Semana On

quarta-feira, 30 de maio de 2018

Fahrenheit 451 - Ray Bradbury

“Quem sabe quem poderia ser alvo do homem lido?”

Em 1933, quando os nazistas queimaram em praça pública livros de escritores e intelectuais como Marx, Kafka, Thomas Mann, Albert Einstein e Freud, o criador da psicanálise fez o seguinte comentário a seu amigo Ernest Jones: “Que progressos estamos fazendo. Na Idade Média, teriam queimado a mim; hoje em dia, eles se contentam em queimar meus livros”. Ele não poderia saber sobre o que viria, mas a sutil ironia cai como uma luva para a distopia criada pelo escritor norte-americano Ray Bradbury em 1953. 

Em Fahrenheit 451, Bradbury percebe o nascimento de uma forma mais sutil de Totalitarismo, para além do fascismo: a indústria cultural, a sociedade de consumo e seu corolário ético — a moral do senso comum. A ideia de que existe uma ditadura da maioria, que pune o diverso, o diferente.

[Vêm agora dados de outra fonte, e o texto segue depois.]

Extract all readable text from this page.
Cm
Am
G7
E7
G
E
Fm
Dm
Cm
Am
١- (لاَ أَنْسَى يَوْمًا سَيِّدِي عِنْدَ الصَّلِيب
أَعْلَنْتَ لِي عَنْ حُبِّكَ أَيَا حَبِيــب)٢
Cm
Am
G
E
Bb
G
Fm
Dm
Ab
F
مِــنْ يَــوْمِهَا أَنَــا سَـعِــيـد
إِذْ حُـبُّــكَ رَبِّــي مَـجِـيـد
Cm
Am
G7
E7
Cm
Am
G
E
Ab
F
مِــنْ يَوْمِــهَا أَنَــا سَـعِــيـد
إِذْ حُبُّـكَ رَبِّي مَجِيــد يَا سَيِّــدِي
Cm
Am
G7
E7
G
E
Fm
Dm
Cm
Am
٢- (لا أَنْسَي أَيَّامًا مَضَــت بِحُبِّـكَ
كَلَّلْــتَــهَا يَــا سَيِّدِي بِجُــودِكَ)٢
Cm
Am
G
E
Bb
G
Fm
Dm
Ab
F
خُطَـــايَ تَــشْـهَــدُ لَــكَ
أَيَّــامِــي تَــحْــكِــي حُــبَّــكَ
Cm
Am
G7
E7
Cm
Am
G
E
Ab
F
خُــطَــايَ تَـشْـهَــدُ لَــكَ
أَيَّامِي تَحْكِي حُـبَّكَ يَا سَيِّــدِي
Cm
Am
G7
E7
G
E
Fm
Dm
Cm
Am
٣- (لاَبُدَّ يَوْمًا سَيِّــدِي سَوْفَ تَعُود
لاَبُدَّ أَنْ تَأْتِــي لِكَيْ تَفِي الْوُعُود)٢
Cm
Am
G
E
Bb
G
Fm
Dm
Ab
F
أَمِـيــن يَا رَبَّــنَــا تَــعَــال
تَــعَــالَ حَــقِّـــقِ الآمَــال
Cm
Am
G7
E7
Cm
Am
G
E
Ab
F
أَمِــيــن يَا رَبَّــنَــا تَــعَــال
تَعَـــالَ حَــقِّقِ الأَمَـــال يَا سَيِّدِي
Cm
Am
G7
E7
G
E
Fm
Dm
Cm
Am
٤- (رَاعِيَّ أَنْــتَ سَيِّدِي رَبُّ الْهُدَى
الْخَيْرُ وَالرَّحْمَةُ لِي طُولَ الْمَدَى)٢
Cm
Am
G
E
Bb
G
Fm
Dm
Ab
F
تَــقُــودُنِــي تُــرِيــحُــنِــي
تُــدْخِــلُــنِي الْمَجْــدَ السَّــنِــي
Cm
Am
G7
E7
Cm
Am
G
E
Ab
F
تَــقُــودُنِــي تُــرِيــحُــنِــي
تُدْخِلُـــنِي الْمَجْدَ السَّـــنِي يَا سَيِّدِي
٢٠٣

Na obra, Bradbury recorreu a uma simbologia simples para retratar o método de censura ideológica em sua visão opressora do futuro. Todos os livros são proibidos numa sociedade na qual ter opinião própria é uma conduta antissocial e criminosa. Os homens finalmente encontraram uma maneira de viver em “paz”, mas sob um alto custo: acabar o pensamento crítico, subjugar a diferença, deter as ideias. Para isso, os livros são banidos por serem fonte de melancolia, revolta, tristeza, dúvida. 

-

“— Me deixe em paz — disse Mildred. — Eu não fiz nada.
— Deixar você em paz! Tudo bem, mas como eu posso ficar em paz? Não precisamos que nos deixem em paz. Precisamos realmente ser incomodados de vez em quando.
Quanto tempo faz que você não é realmente incomodada? Por alguma coisa importante, por alguma coisa real?” 

- 

No mundo de Fahrenheit 451, as pessoas têm todo o tipo de conforto, com programas de TV interativos – na verdade um tipo de mistura de realidade virtual com reality shows proposta por Bradburry décadas antes do surgimento da internet e dos Big Brothers da vida. Este conforto, no entanto, serve como uma anestesia social, uma droga alienante que condena todos a uma pseudo felicidade vazia de conteúdos e questionamentos.

O personagem principal, Guy Montag, trabalha como bombeiro. Mas os bombeiros, nesta distopia, não atuam mais para conter incêndios, mas para incinerar livros escondidos nas casas daqueles que insistem no conhecimento. Tomado por uma sensação de vazio existencial e pela curiosidade em descobrir o que há de tão ruim nos livros, Montag é seduzido pelas riquezas de seus conteúdos. Logo, ele começa a agir de forma diferente do padrão aceito e uma implacável perseguição terá início. 

- 

“Encha as pessoas com dados incombustíveis, entupa-as tanto com “fatos” que elas se sintam empanzinadas, mas absolutamente “brilhantes” quanto a informações. Assim, elas imaginarão que estão pensando, terão uma sensação de movimento sem sair do lugar. E ficarão felizes, porque fatos dessa ordem não mudam. Não as coloque em terreno movediço, como filosofia ou sociologia, com que comparar suas experiências. Aí reside a melancolia.” 

-

Qualquer similaridade com a sedução das redes sociais e o bombardeio inclemente de informação da atualidade não é mera consciência...
Muitas obras de Bradbury foram adaptadas para cinema e TV –o escritor chegou a produzir roteiros diretamente para esses meios. "Fahrenheit 451" foi filmado em 1966 pelo diretor francês François Truffaut (1932-1984).